Marriott International CEO Arne Sorenson said the company inadvertently “bought trouble” when it acquired Starwood Hotels & Resorts in 2016 as its old reservations system may have been compromised at the time.
Speaking before the US Senate’s Homeland Security & Government Affairs Permanent Subcommittee on Investigations late last week, Sorenson said that one of its internal security tools found that an unauthorised party had been copying and encrypting customer data since 2014. This was despite initial scans of the database prior to the Marriott acquisition showing no evidence of a breach.
When questioned by Senate panel members, Sorenson said he didn’t believe the origin of the breach was located in or linked to China or Chinese sources.
However, the Marriott boss said he was highly confident that far fewer than the previously suggested 383 million customer records had actually been compromised. The latest numbers provided by Marriott revealed that around 18.5 million encrypted passport numbers, 5.35 million unencrypted passport numbers and 385,000 unexpired credit card numbers had been accessed but may not have been copied or used elsewhere.
Marriott said the breach stemmed from a routine check on the database from IBM Guardium – a product from the company’s external IT company Accenture – which when followed up revealed a Remote Access Trojan.

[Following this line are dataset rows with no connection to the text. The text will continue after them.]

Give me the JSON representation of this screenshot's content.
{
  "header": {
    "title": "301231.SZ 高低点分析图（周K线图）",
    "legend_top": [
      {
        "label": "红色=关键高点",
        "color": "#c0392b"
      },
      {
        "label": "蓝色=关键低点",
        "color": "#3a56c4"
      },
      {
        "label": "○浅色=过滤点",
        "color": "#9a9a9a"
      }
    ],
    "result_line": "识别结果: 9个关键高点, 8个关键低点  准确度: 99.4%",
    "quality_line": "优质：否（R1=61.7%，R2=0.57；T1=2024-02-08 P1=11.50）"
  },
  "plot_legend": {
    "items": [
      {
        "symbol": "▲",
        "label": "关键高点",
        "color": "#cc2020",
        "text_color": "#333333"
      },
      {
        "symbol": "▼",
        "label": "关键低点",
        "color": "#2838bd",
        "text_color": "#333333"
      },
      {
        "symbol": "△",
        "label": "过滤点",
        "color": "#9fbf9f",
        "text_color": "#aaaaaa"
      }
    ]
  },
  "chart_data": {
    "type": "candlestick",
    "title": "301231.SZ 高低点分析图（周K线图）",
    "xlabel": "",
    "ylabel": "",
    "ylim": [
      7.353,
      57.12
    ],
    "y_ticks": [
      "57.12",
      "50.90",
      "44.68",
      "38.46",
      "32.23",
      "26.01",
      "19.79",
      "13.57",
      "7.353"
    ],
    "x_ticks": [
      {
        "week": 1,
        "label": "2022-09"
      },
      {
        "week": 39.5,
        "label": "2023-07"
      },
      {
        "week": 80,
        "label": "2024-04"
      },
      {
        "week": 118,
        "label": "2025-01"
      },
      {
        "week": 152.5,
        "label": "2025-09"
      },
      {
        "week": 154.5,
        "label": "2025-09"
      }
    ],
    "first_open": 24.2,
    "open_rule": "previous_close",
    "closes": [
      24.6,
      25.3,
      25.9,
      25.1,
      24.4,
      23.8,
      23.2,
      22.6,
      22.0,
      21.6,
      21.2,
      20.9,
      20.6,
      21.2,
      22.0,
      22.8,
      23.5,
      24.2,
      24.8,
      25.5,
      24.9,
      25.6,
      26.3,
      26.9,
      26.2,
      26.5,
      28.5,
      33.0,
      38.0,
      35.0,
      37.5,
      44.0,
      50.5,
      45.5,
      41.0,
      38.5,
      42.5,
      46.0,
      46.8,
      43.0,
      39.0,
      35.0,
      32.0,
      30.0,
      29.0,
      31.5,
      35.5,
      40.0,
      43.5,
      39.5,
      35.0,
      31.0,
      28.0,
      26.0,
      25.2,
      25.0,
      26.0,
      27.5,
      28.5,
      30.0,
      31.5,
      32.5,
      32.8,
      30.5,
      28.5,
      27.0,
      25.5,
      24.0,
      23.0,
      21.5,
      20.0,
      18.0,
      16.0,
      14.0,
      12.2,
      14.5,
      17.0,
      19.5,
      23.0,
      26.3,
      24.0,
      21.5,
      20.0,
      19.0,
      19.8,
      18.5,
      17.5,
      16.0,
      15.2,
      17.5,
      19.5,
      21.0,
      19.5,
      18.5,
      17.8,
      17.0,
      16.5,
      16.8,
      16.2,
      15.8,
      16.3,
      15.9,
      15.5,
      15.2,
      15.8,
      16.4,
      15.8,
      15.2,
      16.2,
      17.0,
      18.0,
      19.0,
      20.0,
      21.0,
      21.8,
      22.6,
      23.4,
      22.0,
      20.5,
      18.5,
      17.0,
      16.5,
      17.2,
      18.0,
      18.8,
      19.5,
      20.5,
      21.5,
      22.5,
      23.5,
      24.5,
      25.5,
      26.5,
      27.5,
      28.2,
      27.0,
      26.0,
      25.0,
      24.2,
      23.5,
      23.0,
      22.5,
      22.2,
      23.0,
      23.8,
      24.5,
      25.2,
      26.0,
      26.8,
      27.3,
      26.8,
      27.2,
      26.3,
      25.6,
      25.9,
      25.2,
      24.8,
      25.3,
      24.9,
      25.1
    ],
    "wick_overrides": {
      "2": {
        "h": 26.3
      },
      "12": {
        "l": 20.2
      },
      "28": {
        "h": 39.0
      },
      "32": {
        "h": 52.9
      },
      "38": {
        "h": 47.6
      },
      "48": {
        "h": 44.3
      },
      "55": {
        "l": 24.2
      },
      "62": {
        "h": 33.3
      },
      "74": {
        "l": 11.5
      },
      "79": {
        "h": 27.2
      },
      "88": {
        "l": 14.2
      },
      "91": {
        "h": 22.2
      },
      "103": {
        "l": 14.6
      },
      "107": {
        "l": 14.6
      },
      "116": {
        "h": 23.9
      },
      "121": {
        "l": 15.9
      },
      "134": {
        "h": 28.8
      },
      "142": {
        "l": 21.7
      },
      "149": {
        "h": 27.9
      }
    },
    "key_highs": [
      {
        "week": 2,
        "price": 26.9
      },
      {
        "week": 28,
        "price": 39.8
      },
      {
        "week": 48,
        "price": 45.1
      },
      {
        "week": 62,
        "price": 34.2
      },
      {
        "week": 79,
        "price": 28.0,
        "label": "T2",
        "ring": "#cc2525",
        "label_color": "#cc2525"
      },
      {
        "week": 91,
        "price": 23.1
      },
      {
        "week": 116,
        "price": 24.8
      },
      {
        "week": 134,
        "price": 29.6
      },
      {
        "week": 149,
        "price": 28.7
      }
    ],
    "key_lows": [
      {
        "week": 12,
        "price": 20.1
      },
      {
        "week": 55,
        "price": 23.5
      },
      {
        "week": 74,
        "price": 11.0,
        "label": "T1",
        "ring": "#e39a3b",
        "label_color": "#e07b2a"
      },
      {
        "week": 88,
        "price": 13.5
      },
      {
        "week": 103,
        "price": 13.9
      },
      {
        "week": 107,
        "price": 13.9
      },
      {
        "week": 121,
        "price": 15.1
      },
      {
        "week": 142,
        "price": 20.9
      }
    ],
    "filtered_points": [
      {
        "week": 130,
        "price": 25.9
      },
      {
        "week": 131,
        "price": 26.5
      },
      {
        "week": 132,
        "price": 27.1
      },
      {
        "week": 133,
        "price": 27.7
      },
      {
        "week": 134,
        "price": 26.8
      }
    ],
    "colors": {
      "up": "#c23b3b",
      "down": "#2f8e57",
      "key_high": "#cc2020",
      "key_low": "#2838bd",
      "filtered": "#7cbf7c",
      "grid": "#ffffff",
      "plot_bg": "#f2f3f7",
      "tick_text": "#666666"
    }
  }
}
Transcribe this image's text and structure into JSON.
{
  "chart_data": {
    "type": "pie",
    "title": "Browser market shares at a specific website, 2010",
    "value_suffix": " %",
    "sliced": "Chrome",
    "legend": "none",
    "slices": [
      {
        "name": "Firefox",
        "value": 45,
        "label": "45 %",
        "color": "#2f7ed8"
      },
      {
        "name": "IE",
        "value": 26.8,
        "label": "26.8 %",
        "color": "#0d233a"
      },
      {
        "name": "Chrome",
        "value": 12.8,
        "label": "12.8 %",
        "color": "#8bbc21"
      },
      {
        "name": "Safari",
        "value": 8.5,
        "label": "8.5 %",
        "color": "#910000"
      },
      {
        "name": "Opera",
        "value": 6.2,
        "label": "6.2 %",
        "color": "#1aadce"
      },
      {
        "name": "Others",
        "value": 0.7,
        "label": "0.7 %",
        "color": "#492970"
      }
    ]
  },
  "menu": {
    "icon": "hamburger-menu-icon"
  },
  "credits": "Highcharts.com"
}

Additional investigation resources outlined that a human operator was interfering with the database.
“Until our investigation of the incident that was announced on Nov 30, we were unaware that the Starwood Guest Reservation database had been infiltrated by an attacker,” Sorenson said.
Sorenson detailed the lengths Marriott was now going to ensure no repeats of the event could ever take place, saying no expense was being spared to fortify the company’s systems network-wide.
“We are focused on identity access management, which means a broader deployment of two-factor authentication across our systems, as well as network segmentation, which means isolating the most valuable data so that it becomes more difficult for attackers to access the systems and for malware to spread through the environment,” he said.